Einen großen Namen hat die Wiener Nachhilfeplattform Go Student nach wie vor, positive Meldungen über das einstige Vorzeige-Start-up gab es in den vergangenen Jahren aber kaum. Das bleibt vorerst so. Am Mittwoch wurde die Bilanz für das Geschäftsjahr 2022 im Firmenbuch veröffentlicht, und darin klafft ein beträchtliches Loch.

Unterm Strich steht ein Verlust von knapp 221 Millionen Euro. Den Verlustvortrag (93 Mio. Euro) von dem Jahr davor dazugerechnet, summiert sich der Bilanzverlust auf mehr als 314 Millionen Euro, als erstes hatte das Branchenmedium "Trending Topics" darüber berichtet. Zwar hätte der Jahresabschluss bereits im September des Vorjahres gelegt werden müssen, aber derartige Verspätungen sind in Österreich nichts gänzlich Unbekanntes.

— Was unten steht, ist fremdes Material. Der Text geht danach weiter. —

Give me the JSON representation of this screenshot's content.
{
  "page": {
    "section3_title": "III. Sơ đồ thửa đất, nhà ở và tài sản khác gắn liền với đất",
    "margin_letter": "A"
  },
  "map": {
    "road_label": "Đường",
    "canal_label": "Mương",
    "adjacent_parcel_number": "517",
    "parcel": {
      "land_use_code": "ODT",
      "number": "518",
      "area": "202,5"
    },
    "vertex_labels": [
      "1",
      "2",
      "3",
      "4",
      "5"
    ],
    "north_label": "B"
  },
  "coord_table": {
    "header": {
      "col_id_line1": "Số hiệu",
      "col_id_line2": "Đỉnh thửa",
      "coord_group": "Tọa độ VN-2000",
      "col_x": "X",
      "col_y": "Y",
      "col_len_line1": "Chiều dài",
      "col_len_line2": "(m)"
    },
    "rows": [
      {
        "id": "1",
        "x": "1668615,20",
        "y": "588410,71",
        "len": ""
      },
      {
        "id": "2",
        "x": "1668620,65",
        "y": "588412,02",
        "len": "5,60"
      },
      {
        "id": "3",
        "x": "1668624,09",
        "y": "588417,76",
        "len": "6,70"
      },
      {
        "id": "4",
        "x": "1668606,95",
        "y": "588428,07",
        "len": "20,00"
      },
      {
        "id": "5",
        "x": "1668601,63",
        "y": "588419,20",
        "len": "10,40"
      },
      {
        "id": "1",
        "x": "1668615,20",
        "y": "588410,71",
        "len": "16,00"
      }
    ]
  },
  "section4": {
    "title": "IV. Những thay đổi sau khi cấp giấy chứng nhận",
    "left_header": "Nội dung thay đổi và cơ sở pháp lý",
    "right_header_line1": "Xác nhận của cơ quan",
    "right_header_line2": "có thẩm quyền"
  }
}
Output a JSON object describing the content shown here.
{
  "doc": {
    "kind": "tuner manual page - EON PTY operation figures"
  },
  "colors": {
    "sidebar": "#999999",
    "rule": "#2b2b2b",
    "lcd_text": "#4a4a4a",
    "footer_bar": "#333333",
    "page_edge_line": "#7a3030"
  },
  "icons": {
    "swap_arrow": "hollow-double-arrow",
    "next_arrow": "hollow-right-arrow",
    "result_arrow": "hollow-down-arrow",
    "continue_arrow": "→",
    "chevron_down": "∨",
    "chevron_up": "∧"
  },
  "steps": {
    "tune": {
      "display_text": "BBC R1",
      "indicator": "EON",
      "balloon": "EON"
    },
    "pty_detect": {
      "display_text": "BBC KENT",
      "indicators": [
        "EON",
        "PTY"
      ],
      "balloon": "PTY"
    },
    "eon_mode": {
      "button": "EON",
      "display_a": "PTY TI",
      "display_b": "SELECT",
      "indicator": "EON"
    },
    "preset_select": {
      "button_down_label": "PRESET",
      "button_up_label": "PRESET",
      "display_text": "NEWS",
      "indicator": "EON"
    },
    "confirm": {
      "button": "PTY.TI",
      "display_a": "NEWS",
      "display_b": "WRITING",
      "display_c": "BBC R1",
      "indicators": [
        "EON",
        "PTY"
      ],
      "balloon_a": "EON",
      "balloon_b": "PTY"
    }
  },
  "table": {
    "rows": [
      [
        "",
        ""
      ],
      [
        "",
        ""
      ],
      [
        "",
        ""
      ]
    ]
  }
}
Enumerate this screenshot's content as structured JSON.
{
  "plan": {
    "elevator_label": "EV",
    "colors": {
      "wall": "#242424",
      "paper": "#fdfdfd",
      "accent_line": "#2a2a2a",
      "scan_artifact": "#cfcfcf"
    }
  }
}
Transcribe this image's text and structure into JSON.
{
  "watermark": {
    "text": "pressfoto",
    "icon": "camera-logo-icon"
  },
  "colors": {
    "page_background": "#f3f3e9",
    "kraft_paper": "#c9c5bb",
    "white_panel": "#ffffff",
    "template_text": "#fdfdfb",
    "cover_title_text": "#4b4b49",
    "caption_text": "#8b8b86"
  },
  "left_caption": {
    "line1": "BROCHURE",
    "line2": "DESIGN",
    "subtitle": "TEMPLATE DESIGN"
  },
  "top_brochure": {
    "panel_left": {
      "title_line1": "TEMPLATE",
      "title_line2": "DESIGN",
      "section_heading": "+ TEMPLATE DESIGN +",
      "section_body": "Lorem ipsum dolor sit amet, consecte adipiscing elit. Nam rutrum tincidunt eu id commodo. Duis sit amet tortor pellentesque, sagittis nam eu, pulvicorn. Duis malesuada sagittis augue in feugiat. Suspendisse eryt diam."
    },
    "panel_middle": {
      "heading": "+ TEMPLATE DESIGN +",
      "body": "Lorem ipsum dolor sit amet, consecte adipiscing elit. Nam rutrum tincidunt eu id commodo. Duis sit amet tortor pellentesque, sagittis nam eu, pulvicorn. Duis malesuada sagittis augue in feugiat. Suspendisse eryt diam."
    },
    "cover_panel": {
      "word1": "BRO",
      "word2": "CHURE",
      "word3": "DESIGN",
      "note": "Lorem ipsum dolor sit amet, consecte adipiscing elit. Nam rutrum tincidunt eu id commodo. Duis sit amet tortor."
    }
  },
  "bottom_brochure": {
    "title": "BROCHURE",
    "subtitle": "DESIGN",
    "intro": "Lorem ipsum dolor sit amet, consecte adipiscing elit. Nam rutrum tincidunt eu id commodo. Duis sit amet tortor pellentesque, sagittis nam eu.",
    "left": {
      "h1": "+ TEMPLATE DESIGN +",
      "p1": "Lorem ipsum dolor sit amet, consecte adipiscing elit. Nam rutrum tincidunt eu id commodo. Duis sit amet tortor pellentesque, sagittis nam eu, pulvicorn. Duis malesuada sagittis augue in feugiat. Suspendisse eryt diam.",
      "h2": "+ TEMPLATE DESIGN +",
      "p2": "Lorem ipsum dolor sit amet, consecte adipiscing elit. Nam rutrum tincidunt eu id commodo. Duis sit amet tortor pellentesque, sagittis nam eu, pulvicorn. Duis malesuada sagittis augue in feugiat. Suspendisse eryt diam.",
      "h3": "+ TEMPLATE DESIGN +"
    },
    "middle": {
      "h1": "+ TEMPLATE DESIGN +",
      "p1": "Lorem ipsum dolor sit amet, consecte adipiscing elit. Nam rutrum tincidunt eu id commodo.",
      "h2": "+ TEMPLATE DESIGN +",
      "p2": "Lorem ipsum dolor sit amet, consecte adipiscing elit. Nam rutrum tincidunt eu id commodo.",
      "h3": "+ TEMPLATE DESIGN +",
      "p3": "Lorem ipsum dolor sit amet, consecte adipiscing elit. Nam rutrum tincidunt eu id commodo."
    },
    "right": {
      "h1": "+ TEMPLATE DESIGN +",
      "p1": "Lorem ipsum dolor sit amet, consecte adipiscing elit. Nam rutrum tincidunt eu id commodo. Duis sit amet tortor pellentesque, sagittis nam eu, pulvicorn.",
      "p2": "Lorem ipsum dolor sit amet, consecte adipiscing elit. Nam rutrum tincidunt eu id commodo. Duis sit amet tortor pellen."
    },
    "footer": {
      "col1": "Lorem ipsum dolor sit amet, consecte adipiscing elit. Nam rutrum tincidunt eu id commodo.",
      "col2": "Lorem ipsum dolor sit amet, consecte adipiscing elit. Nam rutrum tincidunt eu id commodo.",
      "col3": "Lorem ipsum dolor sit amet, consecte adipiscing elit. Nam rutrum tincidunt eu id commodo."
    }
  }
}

Weltweit wollte Go Student die Nummer eins in Sachen Onlinenachhilfe werden. Vor allem 2022 musste das Unternehmen aber ordentlich zurückrudern.
AFP/MANAN VATSYAYANA

Gute erste Halbzeit

Wäre das 2022er-Geschäftsjahr von Go Student ein Fußballspiel, würde das Team bis zur Halbzeit hoch führen und dann die Partie dann doch noch verlieren. Was soll das heißen?

2022 begann für die beiden Gründer Felix Ohswald und Gregor Müller extrem erfolgreich. Im Jänner stellte das Edu-Tech – so werden Start-ups aus dem Bildungsbereich im Branchensprech genannt – einen Investmentrekord auf. 300 Millionen Euro sammelte das Unternehmen ein, die Firmenbewertung schoss daraufhin auf drei Milliarden Euro hoch. Im Februar wurden zwei Konkurrenten übernommen, und im März startete die Expansion in die USA. Bei den scheinbaren unternehmerischen Wunderwuzzis lief es bestens.

Nicht alles Gold, was glänzt

Doch die Fassade begann bereits im Frühjahr zu bröckeln. Damals kam schwere Kritik von freiberuflichen Tutorinnen und Tutoren wegen der Arbeitsbedingungen, später dann auch von Angestelltenseite.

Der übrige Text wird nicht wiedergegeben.